Festivals and High Culture at Dazaifu Tenmangū Shrine
Sugawara Michizane (845–903), a renowned scholar, poet, and administrator, is enshrined at Dazaifu Tenmangū Shrine as Tenjin, the Shinto deity of learning, culture, and the arts. Throughout the year, more than 100 events are held at Dazaifu Tenmangū to celebrate Tenjin and to gratify him through the cultural pursuits he enjoyed. Some of these festivals originated as courtly activities that were first brought to the region by officials from Kyoto when they were posted to Dazaifu. Although their practice has largely died out, these echoes of the Heian-period imperial court (794–late 12th century) are preserved as yearly events at Dazaifu Tenmangū.
Michizane was a passionate practitioner of many of the aristocratic arts and cultural pursuits of the Heian period. He admired the plum blossoms of early spring, composed and recited poetry, and celebrated the Tanabata star festival. Three of Dazaifu Tenmangū’s traditional festivals pay tribute to these ancient pastimes: Kyokusui no En in spring, Tanabata in summer, and Zangiku no En in autumn.
Kyokusui no En (“ceremony of the winding stream”) is a poetry composition and recitation event held beneath the brightly colored plum blossoms. It was first celebrated in Dazaifu in 958. On the first Sunday of March, participants in Heian-period attire gather in one of the shrine’s gardens to take part in a ceremony modeled after one held at the imperial court in Kyoto. After a traditional dance performance, poets line up along a stream in the garden for the main event: composing a waka poem on a strip of paper before a floating cup of sake reaches them from upstream.
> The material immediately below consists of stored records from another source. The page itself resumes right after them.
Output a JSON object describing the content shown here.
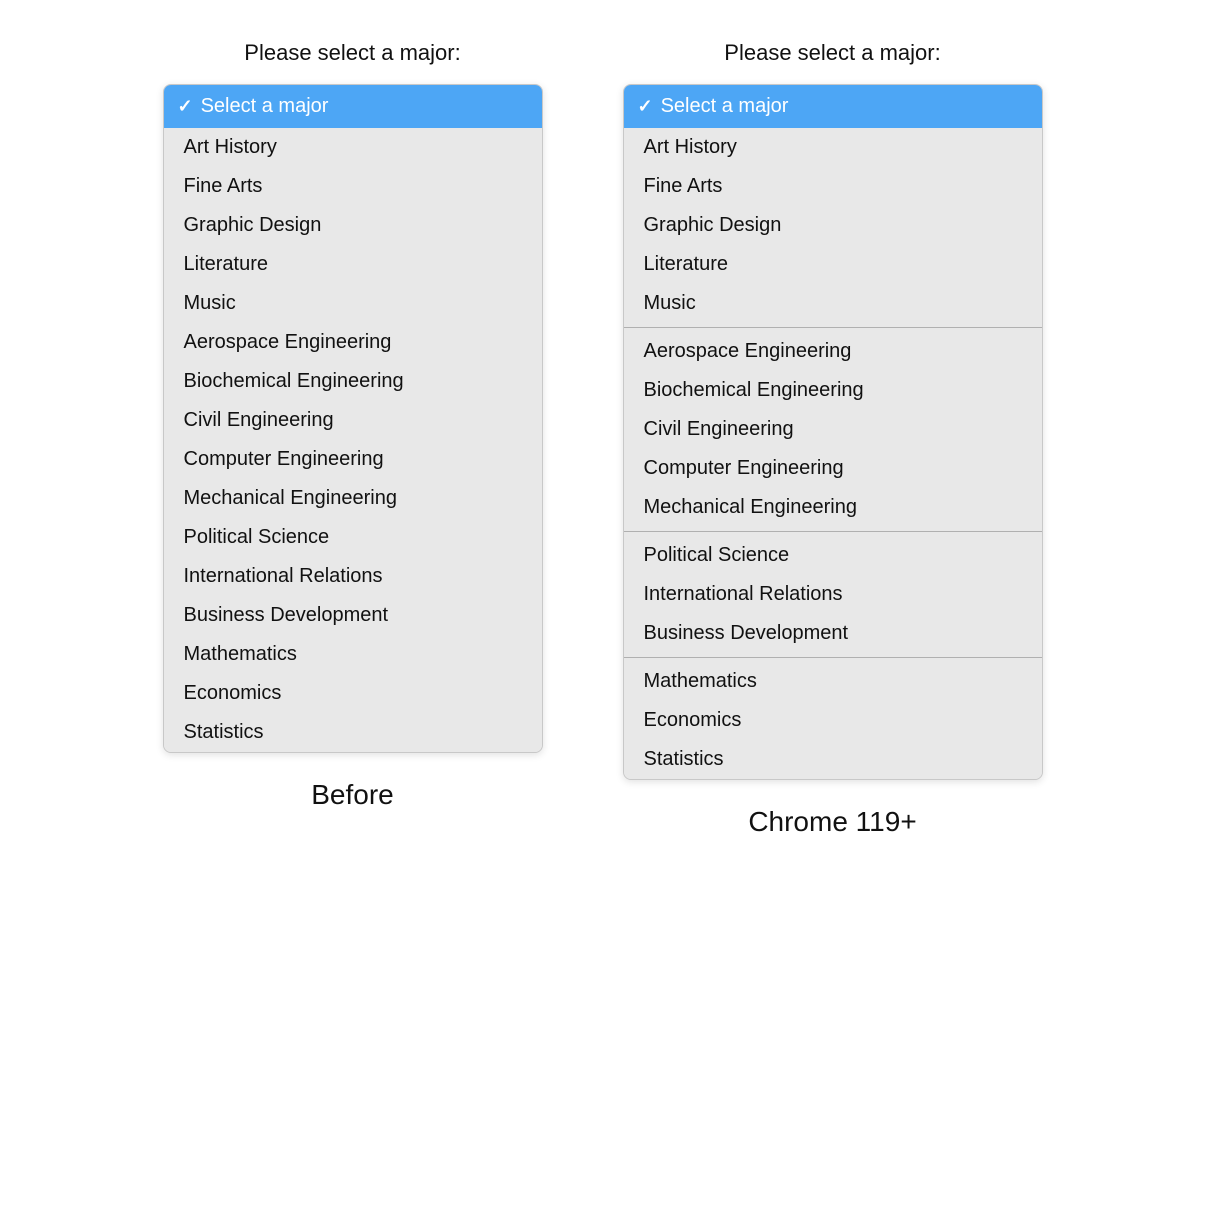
{
  "before": {
    "label": "Please select a major:",
    "caption": "Before",
    "selected": "Select a major",
    "options": [
      {
        "value": "art-history",
        "label": "Art History"
      },
      {
        "value": "fine-arts",
        "label": "Fine Arts"
      },
      {
        "value": "graphic-design",
        "label": "Graphic Design"
      },
      {
        "value": "literature",
        "label": "Literature"
      },
      {
        "value": "music",
        "label": "Music"
      },
      {
        "value": "aerospace-engineering",
        "label": "Aerospace Engineering"
      },
      {
        "value": "biochemical-engineering",
        "label": "Biochemical Engineering"
      },
      {
        "value": "civil-engineering",
        "label": "Civil Engineering"
      },
      {
        "value": "computer-engineering",
        "label": "Computer Engineering"
      },
      {
        "value": "mechanical-engineering",
        "label": "Mechanical Engineering"
      },
      {
        "value": "political-science",
        "label": "Political Science"
      },
      {
        "value": "international-relations",
        "label": "International Relations"
      },
      {
        "value": "business-development",
        "label": "Business Development"
      },
      {
        "value": "mathematics",
        "label": "Mathematics"
      },
      {
        "value": "economics",
        "label": "Economics"
      },
      {
        "value": "statistics",
        "label": "Statistics"
      }
    ]
  },
  "chrome": {
    "label": "Please select a major:",
    "caption": "Chrome 119+",
    "selected": "Select a major",
    "groups": [
      {
        "items": [
          {
            "value": "art-history",
            "label": "Art History"
          },
          {
            "value": "fine-arts",
            "label": "Fine Arts"
          },
          {
            "value": "graphic-design",
            "label": "Graphic Design"
          },
          {
            "value": "literature",
            "label": "Literature"
          },
          {
            "value": "music",
            "label": "Music"
          }
        ]
      },
      {
        "items": [
          {
            "value": "aerospace-engineering",
            "label": "Aerospace Engineering"
          },
          {
            "value": "biochemical-engineering",
            "label": "Biochemical Engineering"
          },
          {
            "value": "civil-engineering",
            "label": "Civil Engineering"
          },
          {
            "value": "computer-engineering",
            "label": "Computer Engineering"
          },
          {
            "value": "mechanical-engineering",
            "label": "Mechanical Engineering"
          }
        ]
      },
      {
        "items": [
          {
            "value": "political-science",
            "label": "Political Science"
          },
          {
            "value": "international-relations",
            "label": "International Relations"
          },
          {
            "value": "business-development",
            "label": "Business Development"
          }
        ]
      },
      {
        "items": [
          {
            "value": "mathematics",
            "label": "Mathematics"
          },
          {
            "value": "economics",
            "label": "Economics"
          },
          {
            "value": "statistics",
            "label": "Statistics"
          }
        ]
      }
    ]
  },
  "icons": {
    "checkmark": "✓"
  }
}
Tanabata (“ceremony of the seventh evening”) is an annual festival celebrated throughout Japan on July 7. According to a legend imported from China, the deities Orihime and Hikoboshi fell in love but were forced to part. Afterward, the two were permitted to meet only on the seventh day of the seventh month. Michizane knew this legend well, and even composed poetry about it. At Dazaifu Tenmangū, thousands of colorful strips of paper inscribed with wishes are hung from branches, and the festivities include musical and dance performances by participants dressed in yukata robes.
Zangiku no En (“ceremony of the last chrysanthemums”) takes place in late November and is another ceremony once held at the imperial court. It was introduced to Dazaifu in memory of Michizane, who loved chrysanthemums. Participants drink sake infused with chrysanthemum (a symbol of longevity) before joining a calligraphy ceremony. Colorful potted chrysanthemums and the skillfully rendered works of calligraphy are offered to Tenjin as prayers for continued improvement.
Many of Dazaifu Tenmangū’s other festivals and events place a similar emphasis on learning and culture, such as the late-February baikasai (“plum blossom ceremony”), where shrine maidens (miko) dance with plum branches in hand. There is also the Special Prayer for Success on Examinations (tokubetsu juken gо̄kaku kigan taisai), where students pray for academic success on October 18—the date that Michizane passed the Heian period’s most challenging examination.
It is thanks to Dazaifu’s prominence as the Western Capital that high culture flourished so far from the imperial court, but it was Michizane and Dazaifu Tenmangū that ensured many cultural pastimes of the Heian court continue today.